L. – In questa fase ho l’impressione che ci sia soprattutto bisogno di supporto psicologico, comunitario e materiale. I campi di prima emergenza servono a questo e mi sembra che la macchina della Protezione Civile si sia mossa veramente bene e con grande efficienza. Il problema è invece la voglia di ricostruire tutto e in fretta come hanno fatto con le centinaia di palazzine antisismiche sparpagliate nella periferia dell’Aquila. Ora rimarranno lì per decenni offrendo una poverissima immagine di urbanità e qualità ambientale.

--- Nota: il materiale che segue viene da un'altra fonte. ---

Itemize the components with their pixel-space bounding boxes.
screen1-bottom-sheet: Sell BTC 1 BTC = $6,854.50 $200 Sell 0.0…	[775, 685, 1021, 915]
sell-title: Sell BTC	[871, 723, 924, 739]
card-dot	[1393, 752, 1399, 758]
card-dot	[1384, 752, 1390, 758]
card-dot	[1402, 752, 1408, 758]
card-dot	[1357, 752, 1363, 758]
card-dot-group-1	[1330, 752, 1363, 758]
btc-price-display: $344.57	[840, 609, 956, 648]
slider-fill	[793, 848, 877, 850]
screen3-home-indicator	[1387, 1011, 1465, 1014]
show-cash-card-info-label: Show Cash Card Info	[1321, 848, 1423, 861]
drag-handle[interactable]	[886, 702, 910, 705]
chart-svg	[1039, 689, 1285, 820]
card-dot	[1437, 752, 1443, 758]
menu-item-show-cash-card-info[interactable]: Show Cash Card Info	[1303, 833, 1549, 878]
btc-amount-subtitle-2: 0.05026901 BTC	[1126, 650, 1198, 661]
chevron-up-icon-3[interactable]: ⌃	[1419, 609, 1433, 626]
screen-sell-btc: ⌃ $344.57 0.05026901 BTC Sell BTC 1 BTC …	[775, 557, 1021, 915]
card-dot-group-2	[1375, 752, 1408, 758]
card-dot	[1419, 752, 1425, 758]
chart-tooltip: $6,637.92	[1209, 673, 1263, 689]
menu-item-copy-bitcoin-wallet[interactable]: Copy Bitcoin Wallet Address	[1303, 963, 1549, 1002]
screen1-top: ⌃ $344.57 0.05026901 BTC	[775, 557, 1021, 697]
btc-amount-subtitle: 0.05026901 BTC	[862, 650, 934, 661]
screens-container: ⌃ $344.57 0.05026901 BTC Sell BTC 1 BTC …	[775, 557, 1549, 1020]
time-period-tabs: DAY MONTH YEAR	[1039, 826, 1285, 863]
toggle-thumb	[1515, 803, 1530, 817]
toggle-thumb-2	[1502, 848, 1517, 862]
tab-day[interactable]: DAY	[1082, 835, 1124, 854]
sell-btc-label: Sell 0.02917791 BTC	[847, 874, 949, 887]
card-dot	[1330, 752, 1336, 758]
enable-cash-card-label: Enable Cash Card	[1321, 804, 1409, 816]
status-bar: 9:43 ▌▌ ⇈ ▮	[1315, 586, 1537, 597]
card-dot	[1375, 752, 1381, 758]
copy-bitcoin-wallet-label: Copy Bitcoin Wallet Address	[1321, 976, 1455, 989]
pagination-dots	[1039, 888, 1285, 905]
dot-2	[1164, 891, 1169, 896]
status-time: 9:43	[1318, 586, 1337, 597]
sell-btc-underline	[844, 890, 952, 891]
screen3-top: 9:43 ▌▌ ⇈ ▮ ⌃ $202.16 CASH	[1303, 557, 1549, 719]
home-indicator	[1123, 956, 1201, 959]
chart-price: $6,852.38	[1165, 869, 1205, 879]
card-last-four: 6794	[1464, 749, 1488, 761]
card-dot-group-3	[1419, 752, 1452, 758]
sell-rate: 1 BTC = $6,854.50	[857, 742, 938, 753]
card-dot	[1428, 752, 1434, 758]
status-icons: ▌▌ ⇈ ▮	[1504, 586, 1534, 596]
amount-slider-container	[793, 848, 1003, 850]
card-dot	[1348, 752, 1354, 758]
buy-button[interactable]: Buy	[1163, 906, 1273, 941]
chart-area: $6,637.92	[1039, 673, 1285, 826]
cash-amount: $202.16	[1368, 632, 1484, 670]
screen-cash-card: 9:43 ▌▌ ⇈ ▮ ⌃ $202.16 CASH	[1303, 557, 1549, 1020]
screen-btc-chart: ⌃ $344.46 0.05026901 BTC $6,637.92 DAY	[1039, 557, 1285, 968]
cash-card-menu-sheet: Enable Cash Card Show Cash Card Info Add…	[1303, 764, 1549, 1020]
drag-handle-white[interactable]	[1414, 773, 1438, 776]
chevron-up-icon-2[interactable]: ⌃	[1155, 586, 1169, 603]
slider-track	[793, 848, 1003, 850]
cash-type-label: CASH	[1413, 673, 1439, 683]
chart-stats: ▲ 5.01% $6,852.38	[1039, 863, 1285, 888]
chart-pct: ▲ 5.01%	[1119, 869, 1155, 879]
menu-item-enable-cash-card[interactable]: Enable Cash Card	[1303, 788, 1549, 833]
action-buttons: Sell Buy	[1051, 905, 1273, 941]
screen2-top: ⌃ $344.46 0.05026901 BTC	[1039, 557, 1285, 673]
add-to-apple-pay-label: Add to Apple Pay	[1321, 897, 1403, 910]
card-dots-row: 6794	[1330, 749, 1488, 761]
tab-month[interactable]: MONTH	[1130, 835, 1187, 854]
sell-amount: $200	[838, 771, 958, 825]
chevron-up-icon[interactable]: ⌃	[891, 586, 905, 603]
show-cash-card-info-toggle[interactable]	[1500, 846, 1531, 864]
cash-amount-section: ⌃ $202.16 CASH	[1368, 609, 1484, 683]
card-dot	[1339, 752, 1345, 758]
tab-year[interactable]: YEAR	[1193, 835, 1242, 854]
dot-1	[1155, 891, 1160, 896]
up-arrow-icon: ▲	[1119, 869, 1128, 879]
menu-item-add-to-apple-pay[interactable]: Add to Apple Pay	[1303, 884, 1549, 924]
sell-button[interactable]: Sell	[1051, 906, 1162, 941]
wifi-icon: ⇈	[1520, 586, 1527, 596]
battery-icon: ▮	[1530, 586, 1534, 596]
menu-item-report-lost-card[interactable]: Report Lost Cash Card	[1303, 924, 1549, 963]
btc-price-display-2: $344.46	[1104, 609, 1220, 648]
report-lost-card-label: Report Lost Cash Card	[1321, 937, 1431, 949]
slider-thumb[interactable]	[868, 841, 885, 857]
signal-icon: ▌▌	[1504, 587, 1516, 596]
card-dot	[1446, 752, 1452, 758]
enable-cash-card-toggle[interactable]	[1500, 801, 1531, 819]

La relazione tra tempo/attesa e tempo/azione è decisiva e delicata, e su questo tema si potrebbe provare a raccogliere contributi e a dare vita a forme di networking allargato. Penso a una rete che coinvolga i tanti progettisti italiani chiamati a offrire un contributo significativo da realizzare in squadra insieme ad altri specialisti.
A. – Gli amici giapponesi con cui lavoriamo da giorni ci scrivono ininterrottamente lunghe email per raccontare la loro ricostruzione, una fase che ha impegnato molto seriamente a tutti i livelli. E ci dicono, come ci è stato riferito in molte parti del mondo, che a dispetto di tutto abbiamo la migliore Protezione Civile in termini di professionalità, capacità organizzativa e logistica. Detto da loro inorgoglisce parecchio.
Pensandoci, mi viene in mente un’idea. Uno dei loro più straordinari architetti, Shigeru Ban, capii dopo il terremoto di Kobe del 1995 che per l’architettura, diventata una fucina di edifici lussuosi, niente era più straordinario che ideare residenze temporanee per i terremotati. Così, iniziò a progettare case in tubi di cartone su fondazioni costruite su cassette per bottiglie riempite di sabbia, e vi alloggiò migliaia di sfollati. Ban divenne poi il mago dell’architettura d’emergenza e costruì le case di carta per i terremotati in Turchia, India e Sri Lanka, oltre ai recenti centri di accoglienza temporanea a Okinawa dopo lo tsunami del 2011.
Ecco perché voglio chiedere a tutti i progettisti e designer della rete, di avviare una piattaforma condivisa di progetti antisismici per le fasi successive dell’emergenza (CheFuturo!, ci puoi ospitare?). Vi ricordate il call sulla rete della BP nel 2010 per trovare una risposta al disastro della marea nera nel Golfo del Messico? Un progetto open source che metta in gioco le menti migliori della progettazione architettonica, del design, del restauro, dell’ingegneria strutturale e dei materiali e offra idee per una rapida, bella e resistente ricostruzione di quel meraviglioso pezzo del nostro paese.